The girls sat at the table in their underwear again that night since the house was hot. They cooked dinner with the wood stove because they had gone too many nights eating sandwiches. Clara knew they weren’t eating healthily and decided to heat vegetables to go along with canned chicken. They took ice cold baths after dinner—a temporary relief—but found themselves sweating all over again the moment they got out.
“I don’t know if I made friends today,” Clara admitted. “But I think I may have.”
Beatrice’s face lit up. “Oh do tell, Clara!” she squealed.
“Well, three girls approached me in the cafeteria today,” Clara began.
“Uh huh.”
“They asked me my name and told me I was pretty. They said I was a rock star and that rock stars put bitches in their places,” Clara said.

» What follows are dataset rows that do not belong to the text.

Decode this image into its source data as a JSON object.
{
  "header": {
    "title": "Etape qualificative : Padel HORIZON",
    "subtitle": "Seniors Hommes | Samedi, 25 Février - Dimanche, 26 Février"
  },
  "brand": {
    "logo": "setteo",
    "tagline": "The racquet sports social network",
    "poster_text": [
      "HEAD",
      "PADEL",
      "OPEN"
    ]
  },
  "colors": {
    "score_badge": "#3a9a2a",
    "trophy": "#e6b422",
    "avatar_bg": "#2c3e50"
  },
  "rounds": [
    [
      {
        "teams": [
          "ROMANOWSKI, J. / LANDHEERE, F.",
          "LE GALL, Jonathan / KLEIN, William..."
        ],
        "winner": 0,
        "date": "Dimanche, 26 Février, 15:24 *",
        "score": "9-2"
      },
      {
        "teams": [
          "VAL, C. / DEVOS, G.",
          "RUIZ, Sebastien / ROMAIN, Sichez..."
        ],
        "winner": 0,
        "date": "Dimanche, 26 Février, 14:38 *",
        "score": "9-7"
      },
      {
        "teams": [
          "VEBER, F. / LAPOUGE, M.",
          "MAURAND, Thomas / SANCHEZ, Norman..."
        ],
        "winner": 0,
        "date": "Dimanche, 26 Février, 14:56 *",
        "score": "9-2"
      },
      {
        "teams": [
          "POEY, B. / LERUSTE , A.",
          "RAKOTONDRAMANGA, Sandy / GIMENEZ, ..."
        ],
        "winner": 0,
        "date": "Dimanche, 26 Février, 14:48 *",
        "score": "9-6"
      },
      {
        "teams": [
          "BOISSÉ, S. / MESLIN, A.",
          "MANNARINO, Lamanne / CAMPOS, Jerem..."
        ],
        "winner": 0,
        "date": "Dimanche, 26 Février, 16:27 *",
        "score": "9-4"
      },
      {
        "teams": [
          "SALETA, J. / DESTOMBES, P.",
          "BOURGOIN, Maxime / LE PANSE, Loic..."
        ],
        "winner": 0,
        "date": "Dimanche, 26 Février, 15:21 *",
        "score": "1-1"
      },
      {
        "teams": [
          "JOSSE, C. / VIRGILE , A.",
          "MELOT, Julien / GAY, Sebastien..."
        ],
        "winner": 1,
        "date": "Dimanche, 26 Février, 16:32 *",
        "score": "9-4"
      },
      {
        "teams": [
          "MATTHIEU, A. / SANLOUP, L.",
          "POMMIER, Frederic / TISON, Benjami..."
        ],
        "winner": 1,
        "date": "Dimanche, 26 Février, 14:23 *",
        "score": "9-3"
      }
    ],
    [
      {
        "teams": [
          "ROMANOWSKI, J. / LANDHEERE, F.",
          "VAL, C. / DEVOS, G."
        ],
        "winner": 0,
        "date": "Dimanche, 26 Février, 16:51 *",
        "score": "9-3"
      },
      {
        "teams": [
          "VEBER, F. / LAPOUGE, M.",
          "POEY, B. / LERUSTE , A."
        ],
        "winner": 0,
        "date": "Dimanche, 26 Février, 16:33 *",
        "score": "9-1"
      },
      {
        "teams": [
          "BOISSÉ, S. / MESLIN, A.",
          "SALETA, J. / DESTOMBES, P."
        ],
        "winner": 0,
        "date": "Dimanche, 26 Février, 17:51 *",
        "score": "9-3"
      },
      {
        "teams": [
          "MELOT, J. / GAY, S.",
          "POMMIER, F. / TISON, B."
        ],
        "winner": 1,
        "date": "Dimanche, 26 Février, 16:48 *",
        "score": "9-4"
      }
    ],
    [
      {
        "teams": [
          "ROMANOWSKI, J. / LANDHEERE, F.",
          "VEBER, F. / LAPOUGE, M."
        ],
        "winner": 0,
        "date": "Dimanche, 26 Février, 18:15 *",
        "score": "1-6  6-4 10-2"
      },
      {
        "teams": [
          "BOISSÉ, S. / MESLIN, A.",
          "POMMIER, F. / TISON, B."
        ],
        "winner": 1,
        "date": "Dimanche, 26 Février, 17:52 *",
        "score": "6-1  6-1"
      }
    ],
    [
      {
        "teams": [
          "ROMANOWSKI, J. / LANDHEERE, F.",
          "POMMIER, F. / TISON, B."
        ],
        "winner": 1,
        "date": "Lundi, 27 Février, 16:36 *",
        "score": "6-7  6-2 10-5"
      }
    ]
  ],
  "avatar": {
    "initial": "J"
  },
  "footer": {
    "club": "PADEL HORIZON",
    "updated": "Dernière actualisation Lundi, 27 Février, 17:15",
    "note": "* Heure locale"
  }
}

Her brows furrowed in reflection.
Beatrice furrowed her own brows. “I don’t know what that means.”
“Me neither,” Clara admitted. “But they were nice to me. They told me I have a lot to learn. I think they want to teach me things, but I don’t know if I want to learn them.”
“They sound very worldly, Clara,” Beatrice said. “I don’t see that as being bad.”
“Oh, you don’t?” Clara asked amused.
“Not at all,” Beatrice replied. “Be their friend and let them teach you. I wish I had friends to teach me things. I’m always the one instructing others and it gets so terribly . . . monotonous.” She looked at Clara expectantly.
“Congratulations on learning a new word today, Bea,” Clara said.
Beatrice clapped her hands and giggled. “Isn’t it a beautiful word, Clara? Even though it means something boring? I just love saying it!”
Clara laughed, accidentally slicing through the bar code of one of her coupons.
“Darn it,” she said. “You think tape will be alright?”
“I don’t know,” Beatrice said. “I don’t know anything about coupons.”
Clara got up from the table and went in search of tape. She rifled through the kitchen drawers as Beatrice talked.